La natura del contratto standard
Il punto centrale della discussione riguarda la natura dell’accordo sottoscritto. Se un contratto è destinato a regolare una serie indefinita di rapporti ed è redatto esclusivamente da una parte, esso rientra nelle condizioni generali di contratto. In questo scenario, ogni clausola che deroga alla competenza territoriale deve essere considerata onerosa.
La decisione della Corte di Cassazione
La Suprema Corte ha ribaltato l’esito del giudizio, accogliendo il ricorso del professionista. I giudici hanno chiarito che la clausola di deroga al foro, se non specificamente approvata per iscritto ai sensi dell’art. 1341 c.c., non ha valore. Non basta che il professionista abbia ricevuto la bozza del contratto via email o che abbia avuto tempo per esaminarla: la legge richiede una firma specifica per garantire che il contraente sia pienamente consapevole dello squilibrio che sta accettando.
Le motivazioni
Le motivazioni della Corte si fondano sulla necessità di proteggere la parte debole nel rapporto contrattuale. La clausola vessatoria inserita in un modulo standard non può essere imposta senza una negoziazione reale. La Corte ha evidenziato che la società committente, essendo una grande impresa, gode di una forza contrattuale superiore. Pertanto, spetta alla società dimostrare che la clausola è stata oggetto di una trattativa individuale effettiva, prova che nel caso di specie è mancata del tutto. Inoltre, la normativa sull’equo compenso rafforza l’idea che il professionista debba essere tutelato da pattuizioni che rendano eccessivamente gravosa la difesa dei propri diritti.
Le conclusioni
Le conclusioni di questo provvedimento confermano un orientamento garantista: la competenza territoriale non può essere spostata a piacimento della grande impresa attraverso contratti seriali privi di garanzie formali. Per i professionisti, questa sentenza rappresenta uno scudo contro le prassi commerciali aggressive che mirano a scoraggiare le azioni di recupero crediti rendendole logisticamente ed economicamente onerose. La validità di una clausola vessatoria resta subordinata al rispetto rigoroso della doppia firma e della reale volontà negoziale.
Quando una clausola sul foro competente è considerata vessatoria?
Lo è quando viene inserita in un contratto predisposto unilateralmente da una parte e determina uno squilibrio, richiedendo una specifica firma per essere valida.
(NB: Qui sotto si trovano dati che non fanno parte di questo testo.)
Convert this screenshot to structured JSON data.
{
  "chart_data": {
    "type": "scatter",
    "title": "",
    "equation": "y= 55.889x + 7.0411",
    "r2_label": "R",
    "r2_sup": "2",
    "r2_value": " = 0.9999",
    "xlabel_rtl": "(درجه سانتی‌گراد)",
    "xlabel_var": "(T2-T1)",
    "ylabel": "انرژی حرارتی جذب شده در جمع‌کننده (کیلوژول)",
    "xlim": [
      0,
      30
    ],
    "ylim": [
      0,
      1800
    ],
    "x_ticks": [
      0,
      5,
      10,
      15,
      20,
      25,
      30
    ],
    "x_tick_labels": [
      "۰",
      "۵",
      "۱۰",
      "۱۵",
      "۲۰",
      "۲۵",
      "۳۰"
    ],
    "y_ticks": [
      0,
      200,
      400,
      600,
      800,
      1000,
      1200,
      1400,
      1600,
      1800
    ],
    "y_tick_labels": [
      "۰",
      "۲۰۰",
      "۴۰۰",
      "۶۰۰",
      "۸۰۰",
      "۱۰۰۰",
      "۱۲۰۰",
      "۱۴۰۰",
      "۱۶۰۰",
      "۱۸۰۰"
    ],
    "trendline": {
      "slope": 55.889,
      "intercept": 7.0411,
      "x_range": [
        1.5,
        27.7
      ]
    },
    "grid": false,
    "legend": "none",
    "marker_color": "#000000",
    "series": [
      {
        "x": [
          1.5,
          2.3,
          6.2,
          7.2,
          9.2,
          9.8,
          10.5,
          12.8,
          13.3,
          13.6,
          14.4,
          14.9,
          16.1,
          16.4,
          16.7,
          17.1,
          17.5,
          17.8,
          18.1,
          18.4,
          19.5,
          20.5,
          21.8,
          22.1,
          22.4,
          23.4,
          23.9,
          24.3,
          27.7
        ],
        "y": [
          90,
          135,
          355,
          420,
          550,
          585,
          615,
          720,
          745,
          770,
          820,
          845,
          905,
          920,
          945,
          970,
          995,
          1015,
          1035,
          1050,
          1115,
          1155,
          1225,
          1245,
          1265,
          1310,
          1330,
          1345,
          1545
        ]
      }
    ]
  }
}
Cosa succede se un accordo quadro non viene firmato specificamente nelle clausole onerose?
Le clausole onerose o vessatorie, come la deroga al foro, risultano inefficaci e si applicano i criteri di competenza previsti dalla legge.
Quale tutela offre la legge sull’equo compenso ai professionisti?
Protegge il professionista da clausole abusive imposte da grandi imprese, garantendo compensi proporzionati e la nullità di pattuizioni squilibrate.